Se fijó entonces en unos peldaños tallados en piedra que ascendían y que le habían pasado desapercibidos por la espesa bóveda de laureles que los cubrían. Comenzó a subir. Gabriel seguía sus pasos. A ambos lados, escavados en los muros bajos que enmarcaban las escaleras, dos canales dejaban fluir el agua que venía de la Acequia Real. Cuatro tramos con tres mesetas intermedias y llegaron al punto más elevado de la finca.

Allí, un original edificio de tres plantas, que no tenía nada que ver con los que habían dejado atrás, se erigía en toda su magnitud. Era de estilo neogótico, y toda la carpintería exterior que adornaba ventanas y puerta era de un metal oscuro. Solo en lo que parecía el ático los enormes ventanales habían sido sustituidos por balcones sin cristal, con ventanas geminadas de arcos apuntalados. Una cálida luminiscencia escapaba por ellos.

—Bienvenida al Mirador Romántico, Sara —oyó decir a Gabriel.

—¿Qué es esto? —preguntó extrañada.

—Esto es el sueño romántico de un administrador que quiso tener las mejores vistas de la Alhambra.

La puerta estaba cerrada. Gabriel buscó en su bolsillo y extrajo de allí una llave. La misma que debía de haberle dado Emilio minutos antes. Por fin quedaba resuelto el misterio.

Dentro apenas se veía nada. Sara miró hacia arriba. El foco de luz procedía de la zona superior, proyectado a través del hueco de la escalera. Barandillas de metal y techos de madera eran los únicos elementos significativos de la estancia.

Después de que Gabriel cerrase la puerta, comenzaron la ascensión por aquellos peldaños que no se veían del todo bien. Sara hizo ademán de sacar su móvil para utilizar la aplicación de la linterna, pero cambió de opinión. Se dio cuenta de que prefería limitarse a coger de la mano a Gabriel, que parecía no tener ningún problema con la subida. Puestos a hacer cosas impensables, una más no tenía importancia. Fue recompensada con una sonrisa de satisfacción en el rostro masculino y la protección de unos dedos que aprisionaron los suyos como si fueran el tesoro más delicado del mundo.

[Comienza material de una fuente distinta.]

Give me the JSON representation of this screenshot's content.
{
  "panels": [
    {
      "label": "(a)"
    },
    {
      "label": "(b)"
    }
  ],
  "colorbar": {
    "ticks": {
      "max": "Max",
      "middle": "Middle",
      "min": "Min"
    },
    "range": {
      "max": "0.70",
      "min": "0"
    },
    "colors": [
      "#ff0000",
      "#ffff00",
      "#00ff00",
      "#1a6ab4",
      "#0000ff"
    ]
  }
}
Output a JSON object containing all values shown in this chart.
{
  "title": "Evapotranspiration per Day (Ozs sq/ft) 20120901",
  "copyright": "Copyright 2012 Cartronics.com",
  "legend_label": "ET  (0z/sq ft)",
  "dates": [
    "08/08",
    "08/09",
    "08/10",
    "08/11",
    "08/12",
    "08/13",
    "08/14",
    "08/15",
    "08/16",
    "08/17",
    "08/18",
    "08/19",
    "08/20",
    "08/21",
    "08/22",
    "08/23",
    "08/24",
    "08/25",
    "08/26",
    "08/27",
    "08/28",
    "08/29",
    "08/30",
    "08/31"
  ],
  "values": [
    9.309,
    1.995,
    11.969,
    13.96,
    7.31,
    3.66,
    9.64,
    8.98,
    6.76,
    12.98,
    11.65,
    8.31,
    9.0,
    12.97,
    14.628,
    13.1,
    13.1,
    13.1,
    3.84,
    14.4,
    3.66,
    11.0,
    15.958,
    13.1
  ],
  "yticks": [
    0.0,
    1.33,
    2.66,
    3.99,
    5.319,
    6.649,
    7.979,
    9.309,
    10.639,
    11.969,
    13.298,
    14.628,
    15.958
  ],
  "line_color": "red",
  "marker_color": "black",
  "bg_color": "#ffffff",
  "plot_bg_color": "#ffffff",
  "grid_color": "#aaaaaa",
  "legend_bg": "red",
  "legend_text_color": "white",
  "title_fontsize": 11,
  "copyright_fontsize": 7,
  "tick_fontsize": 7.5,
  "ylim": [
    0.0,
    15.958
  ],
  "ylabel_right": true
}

Llegaron al primer piso y allí no había nada. Ni muebles ni decoración en las paredes, estaba vacío. Continuaron el ascenso guiados por el foco de luz que les marcaba el camino.

—¿Por qué no hemos visitado esta mañana este sitio? —preguntó Sara intrigada. No parecía haber nada interesante, pero seguro que las vistas desde arriba eran impresionantes.

—Porque no está abierto al público habitualmente. Solo abre un mes al año, y antes de que sigas preguntando… Sí, mi abuelo ha movido sus contactos para que nos dejen estar aquí esta noche.

Gabriel ya había llegado al final de la escalera y se apartó para dejarla pasar.

—Mi querida zábila, este será nuestro restaurante esta noche, espero que te guste.

Sara no contestó, se había quedado completamente muda por la sorpresa.